Muchos meses tras la ejecución de Haltahl, la lluvia caía con fuerza en un pequeño burgo en las comarcas del sur. Unos jinetes embozados en unas pesadas capas de viaje, llenas de agua y del barro del camino, cruzaron el portal de la empalizada antes de que se cerrasen las puertas debido a que llegaba la noche. Aunque las nubes negras y la lluvia no parecían indicar que ningún momento había sido de día. Los jinetes llevaron sus monturas hasta el establo que había en la única posada del burgo. Los habitantes, con caras serias, observaban de soslayo a los recién llegados. Siempre podía traer mala suerte unos extranjeros que llegaban a última hora de la tarde. Pero el frío y el agua, hizo preferir a los lugareños esconderse en sus cálidas casas que aventurarse por las calles llenas de barro, por lo que quedaron libres para que los recién llegados deambularan un poco como si estuviesen perdidos.

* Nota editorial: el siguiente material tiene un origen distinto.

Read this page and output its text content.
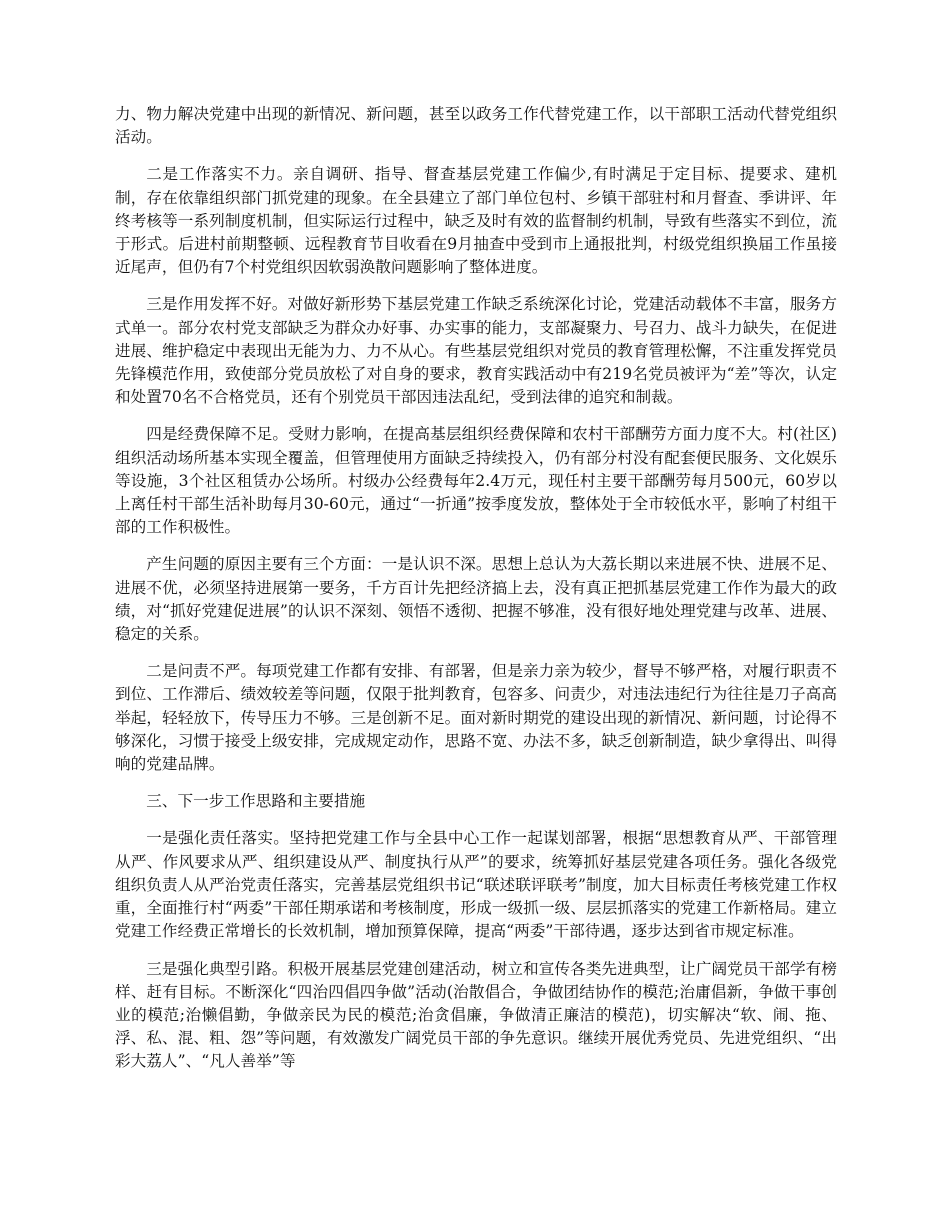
力、物力解决党建中出现的新情况、新问题，甚至以政务工作代替党建工作，以干部职工活动代替党组织活动。

二是工作落实不力。亲自调研、指导、督查基层党建工作偏少,有时满足于定目标、提要求、建机制，存在依靠组织部门抓党建的现象。在全县建立了部门单位包村、乡镇干部驻村和月督查、季讲评、年终考核等一系列制度机制，但实际运行过程中，缺乏及时有效的监督制约机制，导致有些落实不到位，流于形式。后进村前期整顿、远程教育节目收看在9月抽查中受到市上通报批判，村级党组织换届工作虽接近尾声，但仍有7个村党组织因软弱涣散问题影响了整体进度。

三是作用发挥不好。对做好新形势下基层党建工作缺乏系统深化讨论，党建活动载体不丰富，服务方式单一。部分农村党支部缺乏为群众办好事、办实事的能力，支部凝聚力、号召力、战斗力缺失，在促进进展、维护稳定中表现出无能为力、力不从心。有些基层党组织对党员的教育管理松懈，不注重发挥党员先锋模范作用，致使部分党员放松了对自身的要求，教育实践活动中有219名党员被评为“差”等次，认定和处置70名不合格党员，还有个别党员干部因违法乱纪，受到法律的追究和制裁。

四是经费保障不足。受财力影响，在提高基层组织经费保障和农村干部酬劳方面力度不大。村(社区)组织活动场所基本实现全覆盖，但管理使用方面缺乏持续投入，仍有部分村没有配套便民服务、文化娱乐等设施，3个社区租赁办公场所。村级办公经费每年2.4万元，现任村主要干部酬劳每月500元，60岁以上离任村干部生活补助每月30-60元，通过“一折通”按季度发放，整体处于全市较低水平，影响了村组干部的工作积极性。

产生问题的原因主要有三个方面：一是认识不深。思想上总认为大荔长期以来进展不快、进展不足、进展不优，必须坚持进展第一要务，千方百计先把经济搞上去，没有真正把抓基层党建工作作为最大的政绩，对“抓好党建促进展”的认识不深刻、领悟不透彻、把握不够准，没有很好地处理党建与改革、进展、稳定的关系。

二是问责不严。每项党建工作都有安排、有部署，但是亲力亲为较少，督导不够严格，对履行职责不到位、工作滞后、绩效较差等问题，仅限于批判教育，包容多、问责少，对违法违纪行为往往是刀子高高举起，轻轻放下，传导压力不够。三是创新不足。面对新时期党的建设出现的新情况、新问题，讨论得不够深化，习惯于接受上级安排，完成规定动作，思路不宽、办法不多，缺乏创新制造，缺少拿得出、叫得响的党建品牌。

三、下一步工作思路和主要措施

一是强化责任落实。坚持把党建工作与全县中心工作一起谋划部署，根据“思想教育从严、干部管理从严、作风要求从严、组织建设从严、制度执行从严”的要求，统筹抓好基层党建各项任务。强化各级党组织负责人从严治党责任落实，完善基层党组织书记“联述联评联考”制度，加大目标责任考核党建工作权重，全面推行村“两委”干部任期承诺和考核制度，形成一级抓一级、层层抓落实的党建工作新格局。建立党建工作经费正常增长的长效机制，增加预算保障，提高“两委”干部待遇，逐步达到省市规定标准。

三是强化典型引路。积极开展基层党建创建活动，树立和宣传各类先进典型，让广阔党员干部学有榜样、赶有目标。不断深化“四治四倡四争做”活动(治散倡合，争做团结协作的模范;治庸倡新，争做干事创业的模范;治懒倡勤，争做亲民为民的模范;治贪倡廉，争做清正廉洁的模范)，切实解决“软、闹、拖、浮、私、混、粗、怨”等问题，有效激发广阔党员干部的争先意识。继续开展优秀党员、先进党组织、“出彩大荔人”、“凡人善举”等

Pero esa no era la realidad, pues sabían muy bien a dónde se dirigían. Se dirigían a una casa de cierto tamaño, situada dentro de un muro de dos metros de altura. Los lugareños sabían que hacía unos meses la había comprado un hombre, alguien con dinero, pero que no se solía dejar ver demasiado. Todos suponían que huía de alguien y había elegido su pequeño burgo para desaparecer.

Cuando llegaron a una verja, un hombre que vestía como ellos, la abrió, permitiendo que los dos jinetes entrasen. El primero de ellos preguntó algo, que el ruido de las gotas de agua silencio. El hombre que les esperaba señaló la casa y cerró la verja con cuidado cuando los otros dos se dirigieron hacia el palacete. El de la verja se escondió entre las sombras, pues su cometido era impedir que nadie les molestase. Aunque allí nadie vendría a quejarse de ruidos raros, ni acudirían a saber que hacían.

El calor del interior de la casa les golpeó a los dos hombres cuando la puerta principal se abrió. La luz del interior les cegó momentáneamente. Dentro se despojaron de las capas mojadas. Ambos vestían con armaduras del ejército regular, pero eran algo diferentes, las habían oscurecido y casi no chirriaban las juntas. Estaban hechas para moverse con el máximo silencio. El primero de ellos se acercó a la sala donde provenía la luz y el calor. Dentro había cuatro hombres más vestidos como él, Estaban tumbados en sofás y divanes. Pero cuando entró, la mayoría se pusieron rígidos.

-   ¿Dónde está? -preguntó el hombre en un tono seco, sin ningún rasgo de sentimientos o camaradería.
-   Abajo, capitán -murmuró el que parecía de más edad de los hombres.
-   Llévame con él -ordenó el recién llegado.
-   Sí, ahora mismo.

El hombre se puso en marcha y el recién llegado fue tras sus pasos. Pero justo había un espejo y se miró. Su rostro parecía cambiado, cansado, había perdido la alegría o el color de cuando había trabajado al aire. Pero su labor era normalmente moverse en las sombras, en la oscuridad del imperio. Bien lo había indicado el coronel Beldek, así eran los lobos del emperador y su forma de caza, aunque Ahlssei echaba de menos la forma en que había llevado a cabo la investigación con el conde de Lhimoner. Bien sabía que eso no volvería a ocurrir de nuevo. Ahora le esperaba en un sucio sótano un huido de la justicia del emperador.